First-ever court ruling examines agent/broker duties to murdered life policyholders
In a number of states, courts have held that insurance companies can in certain circumstances be held liable for negligently issuing a life insurance policy to someone who is subsequently murdered, or the victim of a murder attempt.
But the question of whether life insurance agents can be found liable for negligence in similar circumstances–of interest to specialty property-casualty insurers who write life agents’ professional liability coverage–had not been answered until April of this year.
Claims arising from alleged negligence in issuing a life insurance policy can include claims for personal injuries suffered as a result of the murder attempt, emotional distress and wrongful death.
In those cases where courts have held that an insurance company can be liable for negligent issuance of a life insurance policy, the courts generally have concluded that such liability can attach in three situations:
(1) Where the beneficiary who procured the insurance lacks an insurable interest.
(2) Where there is a lack of knowledge and consent to the policy by the insured.
(3) Where the insurer has actual notice of a plot by the beneficiary to murder the insured. (See Bajwa v. Metropolitan Life Ins. Co., Sup. Ct. Ill. 2004.)
Looking at the question of “insurable interest,” the reason why an insurer’s duty to confirm the insurable interest of the beneficiary of a life policy has been held to exist was perhaps best summed up by the United States Supreme Court almost 100 years ago in Grigsby v. Russell (1911). In that ruling, the court said: “A contract of insurance upon a life in which the insured has no interest is a pure wager that gives the insured a sinister counter-interest in having the life come to an end. And although that counter-interest always exists,…the chance that in some cases it may prove a sufficient motive for crime is greatly enhanced if the whole world of the unscrupulous are free to bet on what life they choose.”

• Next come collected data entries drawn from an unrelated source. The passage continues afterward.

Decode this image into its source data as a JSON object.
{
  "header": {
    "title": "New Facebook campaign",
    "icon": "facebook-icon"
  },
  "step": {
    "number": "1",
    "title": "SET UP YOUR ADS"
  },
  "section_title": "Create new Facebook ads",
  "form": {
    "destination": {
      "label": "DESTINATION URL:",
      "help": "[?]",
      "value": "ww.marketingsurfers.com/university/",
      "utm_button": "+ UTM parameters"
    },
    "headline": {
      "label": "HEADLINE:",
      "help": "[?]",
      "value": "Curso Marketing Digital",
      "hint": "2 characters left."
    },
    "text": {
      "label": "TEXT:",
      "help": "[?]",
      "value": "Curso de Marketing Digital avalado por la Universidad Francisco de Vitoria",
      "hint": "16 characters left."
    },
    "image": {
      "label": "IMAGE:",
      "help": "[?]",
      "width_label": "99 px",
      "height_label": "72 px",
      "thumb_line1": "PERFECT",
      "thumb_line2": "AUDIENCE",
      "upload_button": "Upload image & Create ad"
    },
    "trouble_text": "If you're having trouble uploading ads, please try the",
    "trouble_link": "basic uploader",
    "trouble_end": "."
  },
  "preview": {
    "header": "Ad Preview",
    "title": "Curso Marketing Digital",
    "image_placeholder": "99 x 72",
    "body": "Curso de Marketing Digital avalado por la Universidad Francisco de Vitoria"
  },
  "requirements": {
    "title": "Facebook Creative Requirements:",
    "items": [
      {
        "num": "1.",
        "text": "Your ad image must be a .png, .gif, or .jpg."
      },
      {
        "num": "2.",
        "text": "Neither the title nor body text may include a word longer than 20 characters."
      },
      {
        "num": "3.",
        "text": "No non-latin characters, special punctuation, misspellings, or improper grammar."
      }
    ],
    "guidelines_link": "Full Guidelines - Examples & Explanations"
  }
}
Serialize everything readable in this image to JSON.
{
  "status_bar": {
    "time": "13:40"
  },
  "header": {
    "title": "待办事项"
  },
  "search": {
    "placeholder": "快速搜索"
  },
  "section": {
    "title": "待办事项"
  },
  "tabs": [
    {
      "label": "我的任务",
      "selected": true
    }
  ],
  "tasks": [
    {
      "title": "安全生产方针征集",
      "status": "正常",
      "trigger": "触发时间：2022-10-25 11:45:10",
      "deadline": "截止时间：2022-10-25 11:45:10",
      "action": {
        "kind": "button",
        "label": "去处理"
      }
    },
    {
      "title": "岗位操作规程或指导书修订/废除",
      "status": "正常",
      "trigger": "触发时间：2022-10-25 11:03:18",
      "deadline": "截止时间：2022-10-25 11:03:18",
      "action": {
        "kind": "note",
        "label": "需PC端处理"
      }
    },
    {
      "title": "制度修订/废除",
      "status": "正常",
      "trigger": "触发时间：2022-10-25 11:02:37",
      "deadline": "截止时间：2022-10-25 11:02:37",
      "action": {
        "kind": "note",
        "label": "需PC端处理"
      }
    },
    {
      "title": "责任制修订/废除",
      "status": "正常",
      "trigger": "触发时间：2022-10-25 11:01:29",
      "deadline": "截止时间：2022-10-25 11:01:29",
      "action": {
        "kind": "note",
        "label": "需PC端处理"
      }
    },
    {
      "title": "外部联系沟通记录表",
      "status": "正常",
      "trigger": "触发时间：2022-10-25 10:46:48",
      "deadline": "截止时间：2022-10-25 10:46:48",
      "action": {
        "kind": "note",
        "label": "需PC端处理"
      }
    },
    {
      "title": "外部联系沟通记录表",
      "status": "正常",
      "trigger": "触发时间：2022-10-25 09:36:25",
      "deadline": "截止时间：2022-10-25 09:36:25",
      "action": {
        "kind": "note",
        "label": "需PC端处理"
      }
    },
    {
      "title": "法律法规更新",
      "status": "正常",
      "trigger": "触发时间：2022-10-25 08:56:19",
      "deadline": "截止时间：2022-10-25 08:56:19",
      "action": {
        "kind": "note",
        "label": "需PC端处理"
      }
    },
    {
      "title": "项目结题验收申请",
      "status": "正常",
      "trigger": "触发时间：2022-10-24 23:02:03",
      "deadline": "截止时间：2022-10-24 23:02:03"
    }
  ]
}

Similarly, where someone takes out a policy of insurance on someone else’s life, even where there is an insurable interest–such as, for example, a wife taking out a life insurance policy on her husband–the courts have noted that, generally (except in the case of life insurance policies taken out on infants), “to allow the insuring of the life of a person without his knowledge or consent could likely be a contributing factor toward the commission of a crime and could create a substantial risk to the unknowing insured person.” (Wren v. New York Life Ins. Co., N.D. Ga. 1973.)
Insurers who issue life insurance policies without confirming the knowledge and consent of the person whose life is being insured have been deemed to have breached a duty of care to the unwitting insured. As the Illinois Supreme Court noted in Bajwa v. Metropolitan Life, this is because “it is reasonably foreseeable that a policy taken out on someone’s life without his knowledge or consent could lead to injury or death at the hands of the person who procured the policy, and that there is sufficient likelihood of injury.”
Obviously, for the same reason, where the insurer has been informed about the murderous intentions of an insurance beneficiary toward an insured, courts have found that such knowledge triggers a duty to investigate the circumstances of the coverage and to take steps to remove the threat to the insured by, for example, canceling the coverage or notifying the beneficiary of an intent to scrutinize carefully any claim of accidental death by the insured. (See, for example, Life Ins. Co. of Georgia v. Lopez, Sup. Ct. Fla. 1983.)
In these circumstances, while the courts addressing this issue generally have noted that insurers cannot in the usual course of business be held to be guarantors of their customers’ good intentions, neither can they be relieved of a duty to investigate when a beneficiary’s criminal motive in purchasing the policy is known.
What about the question of an agent or broker’s duty to an insured who was allegedly murdered by the beneficiary of the life policy?
The question was considered in April 2005 by the New York Supreme Court of Kings County in Katchalova v. Borger. The case involved a Ukrainian immigrant, who had purchased life insurance from Borger, a broker, and subsequently died in circumstances which led to the belief that she had been murdered. Further, the administratrix of the deceased woman’s estate believed that the man who had killed the policyholder had acted as her translator when she purchased the policy–and had her name a non-existent person, which the administratrix alleged was really just a pseudonym for the translator–as the beneficiary.
The administratrix asserted a claim for wrongful death against the broker, alleging he was negligent in procuring the policy.